她也不是小孩子了,一个人在家,没关系的。
傍晚时分,夕晖铺散,盛爸盛妈已经收拾好了行李,他们连夜就要走,唐羡给他们送行,唐妈和盛时悠还分别在医院和学校,他们驱车又去接人,车门关上,一一告别,唐羡静静地看着离去的车影,轻轻地吐出一口气。
全家都走了,这回是真的只剩她一个人了。
夜里,万籁俱寂,她百无聊赖地好久都没睡着,脑子里不知道在想些什么,晕晕沉沉,理不清的思绪。
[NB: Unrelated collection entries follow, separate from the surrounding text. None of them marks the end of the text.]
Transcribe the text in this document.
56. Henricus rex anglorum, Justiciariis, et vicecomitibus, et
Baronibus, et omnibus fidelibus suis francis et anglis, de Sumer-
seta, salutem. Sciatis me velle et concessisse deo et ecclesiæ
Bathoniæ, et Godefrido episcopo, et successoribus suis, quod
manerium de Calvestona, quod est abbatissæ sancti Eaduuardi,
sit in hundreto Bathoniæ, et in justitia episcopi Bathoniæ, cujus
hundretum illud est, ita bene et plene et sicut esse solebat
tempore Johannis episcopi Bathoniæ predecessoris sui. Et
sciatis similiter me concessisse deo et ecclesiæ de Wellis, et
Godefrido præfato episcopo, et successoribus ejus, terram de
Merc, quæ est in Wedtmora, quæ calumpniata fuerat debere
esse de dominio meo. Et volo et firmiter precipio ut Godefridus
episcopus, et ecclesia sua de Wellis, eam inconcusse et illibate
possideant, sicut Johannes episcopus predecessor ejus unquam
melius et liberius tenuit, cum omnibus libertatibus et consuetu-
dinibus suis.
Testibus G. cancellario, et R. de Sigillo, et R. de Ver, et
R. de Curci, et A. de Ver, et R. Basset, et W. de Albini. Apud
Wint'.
鬼使神差地,她趴在床上,细白的手指翻弄着手机屏幕,拨通了盛时彦的手机。电话那端嘟嘟两声很快便被人接起,她坐起来,正要说话,电话那端传来一个清冽的声音,音调偏高。
“你好。”
嗯???
“你是……”这声音有点耳熟可是一时间又想不起来。
“我是陆源啊,太太。”小秘书正拿着老板的手机跟唐羡说话,“老板跟吴茂出去了,没带电话。”
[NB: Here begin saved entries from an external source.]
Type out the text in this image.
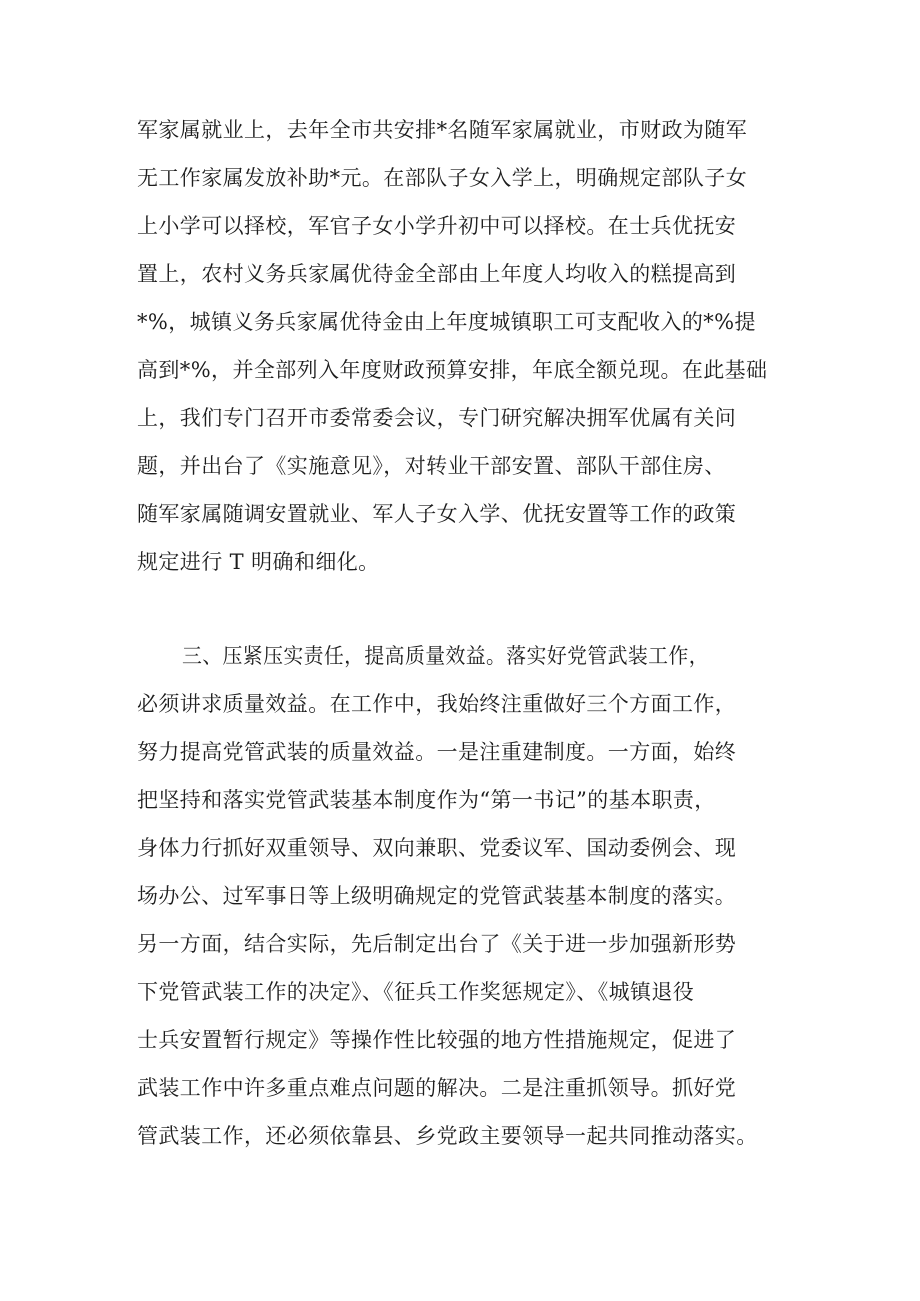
军家属就业上，去年全市共安排*名随军家属就业，市财政为随军
无工作家属发放补助*元。在部队子女入学上，明确规定部队子女
上小学可以择校，军官子女小学升初中可以择校。在士兵优抚安
置上，农村义务兵家属优待金全部由上年度人均收入的糕提高到
*%，城镇义务兵家属优待金由上年度城镇职工可支配收入的*%提
高到*%，并全部列入年度财政预算安排，年底全额兑现。在此基础
上，我们专门召开市委常委会议，专门研究解决拥军优属有关问
题，并出台了《实施意见》，对转业干部安置、部队干部住房、
随军家属随调安置就业、军人子女入学、优抚安置等工作的政策
规定进行 T 明确和细化。
三、压紧压实责任，提高质量效益。落实好党管武装工作，
必须讲求质量效益。在工作中，我始终注重做好三个方面工作，
努力提高党管武装的质量效益。一是注重建制度。一方面，始终
把坚持和落实党管武装基本制度作为“第一书记”的基本职责，
身体力行抓好双重领导、双向兼职、党委议军、国动委例会、现
场办公、过军事日等上级明确规定的党管武装基本制度的落实。
另一方面，结合实际，先后制定出台了《关于进一步加强新形势
下党管武装工作的决定》、《征兵工作奖惩规定》、《城镇退役
士兵安置暂行规定》等操作性比较强的地方性措施规定，促进了
武装工作中许多重点难点问题的解决。二是注重抓领导。抓好党
管武装工作，还必须依靠县、乡党政主要领导一起共同推动落实。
陆源忙了一整天,这才刚腾出来一点闲工夫。酒店的单人间里,他给自己接了杯水,一次性的水杯很快接满,他一仰头,咕咚咕咚两口咽下。
盛时彦不让他把他们来这里的目的外泄,所以他也就没跟唐羡多做解释。其实他们刚来绥城一天,一个头就快有两个大了,下了飞机就找到了当地的警方,盛世嘛,别的没有,钱和人脉是不缺的。找证据,当然是警察鼻子比较灵,谈不上官商勾结,但盛时彦亲自出面的事情,当地的警方哪敢不卖他们几分薄面。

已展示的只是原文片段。